Dans cette hypothèse novatrice, une étoile massive pourrait se transformer en un objet semblable à un trou noir, mais rempli d'énergie noire. Cette idée ouvre des voies prometteuses pour résoudre des énigmes cosmologiques majeures.
Les avancées en astronomie proviennent souvent de télescopes plus puissants ou d'instruments de pointe. Pourtant, des chercheurs ont exhumé de nouvelles perspectives en réexaminant des équations mathématiques du siècle dernier. L'astronome Kevin Croker et le mathématicien Joel Weiner, de l'Université d'Hawaï (Weiner étant professeur émérite), ont revisité les équations de Friedmann, nommées d'après le mathématicien russe Aleksandr Friedmann (1888-1925). Ces équations, simplification gérable de la relativité générale d'Einstein, modélisent l'expansion de l'Univers depuis des décennies.
Les deux scientifiques remettent en question l'hypothèse friedmannienne classique : l'absence d'influence mutuelle entre l'échelle cosmique (l'Univers) et l'échelle locale (étoiles et trous noirs). Dans un article publié le 28 août 2019, ils démontrent que des objets ultra-compacts comme les trous noirs ou les étoiles à neutrons peuvent affecter l'expansion universelle, et vice versa. Ils proposent ainsi des équations corrigées, éclairant potentiellement les trous noirs et l'énergie noire.

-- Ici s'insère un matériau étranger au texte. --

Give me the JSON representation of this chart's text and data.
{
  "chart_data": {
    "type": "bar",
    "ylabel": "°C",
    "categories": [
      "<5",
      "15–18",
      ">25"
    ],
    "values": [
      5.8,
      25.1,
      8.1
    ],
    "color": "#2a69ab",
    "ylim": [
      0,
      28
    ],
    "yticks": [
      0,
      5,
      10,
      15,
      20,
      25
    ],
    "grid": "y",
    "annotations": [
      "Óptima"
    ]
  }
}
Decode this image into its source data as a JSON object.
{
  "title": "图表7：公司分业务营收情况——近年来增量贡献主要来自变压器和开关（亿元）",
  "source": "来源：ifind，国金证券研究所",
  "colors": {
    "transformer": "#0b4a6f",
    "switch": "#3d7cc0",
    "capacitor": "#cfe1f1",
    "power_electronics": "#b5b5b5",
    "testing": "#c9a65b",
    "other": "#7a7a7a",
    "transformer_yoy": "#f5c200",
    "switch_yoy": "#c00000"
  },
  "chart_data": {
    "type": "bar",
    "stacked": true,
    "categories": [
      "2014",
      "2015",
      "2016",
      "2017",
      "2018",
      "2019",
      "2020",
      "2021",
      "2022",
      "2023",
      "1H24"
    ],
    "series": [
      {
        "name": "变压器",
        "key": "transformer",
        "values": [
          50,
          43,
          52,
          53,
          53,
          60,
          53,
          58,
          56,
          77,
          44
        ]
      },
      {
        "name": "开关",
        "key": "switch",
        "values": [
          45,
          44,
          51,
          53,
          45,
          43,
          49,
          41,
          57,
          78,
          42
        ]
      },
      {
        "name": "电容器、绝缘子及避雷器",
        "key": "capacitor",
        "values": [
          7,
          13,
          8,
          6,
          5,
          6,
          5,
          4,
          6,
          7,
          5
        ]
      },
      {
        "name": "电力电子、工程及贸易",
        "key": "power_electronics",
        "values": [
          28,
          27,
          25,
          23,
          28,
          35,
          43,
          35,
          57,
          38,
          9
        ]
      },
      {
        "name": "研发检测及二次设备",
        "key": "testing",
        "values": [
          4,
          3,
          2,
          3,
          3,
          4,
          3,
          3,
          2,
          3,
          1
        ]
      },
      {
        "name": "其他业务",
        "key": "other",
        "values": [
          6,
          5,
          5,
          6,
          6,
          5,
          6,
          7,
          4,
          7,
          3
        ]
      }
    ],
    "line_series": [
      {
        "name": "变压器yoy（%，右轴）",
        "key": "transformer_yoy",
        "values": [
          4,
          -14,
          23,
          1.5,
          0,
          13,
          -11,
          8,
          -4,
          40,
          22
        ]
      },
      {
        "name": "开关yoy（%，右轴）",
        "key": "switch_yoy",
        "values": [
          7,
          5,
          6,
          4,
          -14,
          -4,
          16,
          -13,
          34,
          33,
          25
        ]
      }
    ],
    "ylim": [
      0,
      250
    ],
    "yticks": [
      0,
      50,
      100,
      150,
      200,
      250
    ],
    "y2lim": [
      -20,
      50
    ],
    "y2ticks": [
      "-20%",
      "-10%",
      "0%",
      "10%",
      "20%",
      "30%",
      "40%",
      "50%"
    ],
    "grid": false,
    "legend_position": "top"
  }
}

L'Univers et les étoiles s'influencent mutuellement.
Les trous noirs captivent l'imagination. Le 10 avril 2019, la première image de Powehi – nom hawaïen signifiant « source sombre ornée d'une création sans fin » –, trou noir supermassif au cœur de M87, a fait le tour du monde grâce à huit radiotélescopes. Bientôt, une vidéo en temps réel du trou noir sagittarien sera possible d'ici cinq ans.

Ces objets si denses que rien, pas même la lumière, n'échappe à leur gravité, apparaissent noirs. Ils dévorent des étoiles entières, comme observé récemment par le satellite TESS.
Il reste difficile de sonder les profondeurs de ces objets énigmatiques.
Une fois franchi l'horizon des événements, rien ne ressort. La masse se concentre en singularité, inaccessible à l'observation et théoriquement problématique, car la relativité générale y échoue.
Les fusions nucléaires stellaires génèrent lumière et pression contre la gravité. À épuisement du carburant, l'étoile implose : supernovae ou nébuleuses planétaires éjectent les couches externes. Le résidu ? Naine blanche pour les étoiles solaires, étoile à neutrons pour les plus massives, trou noir pour les plus lourdes.
Des trous noirs primordiaux suggèrent d'autres mécanismes de formation, encore mal compris.
Selon la relativité, des étoiles massives pourraient s'effondrer en objets indistinguables des trous noirs, mais remplis d'énergie noire : les Objets Généraux d'Énergie Sombre (GEODE).
L'énergie noire (68 % de l'Univers) contrecarre la gravité, accélérant l'expansion cosmique.
Erast Gliner évoqua les GEODE en 1966. La nouveauté de Croker et Weiner : l'effondrement de noyaux stellaires supermassifs en GEODE expliquerait l'expansion accélérée sans constante cosmologique ad hoc.
Le 11 février 2016, LIGO détecta les premières ondes gravitationnelles d'une fusion de trous noirs (septembre 2015), Nobel mérité. Mais la masse finale posa problème. Si GEODE ? Leur masse croît avec l'expansion universelle, expliquant les mesures LIGO sans hypothèses exotiques (publication du 7 septembre 2019). Powehi pourrait être une GEODE.

Image : Powehi (M87) vu comme GEODE. Zone verte : énergie noire ; croûte violette optionnelle.
Croker et Weiner attendent la validation observationnelle. De futures détections d'ondes gravitationnelles (LIGO amélioré) trancheront : trous noirs ou GEODE ? Cela pourrait résoudre le paradoxe de l'information et relancer les idées de George Chapline, niant les trous noirs. GEODE ou trous noirs selon les conditions stellaires ?
Une piste passionnante pour percer les mystères cosmiques.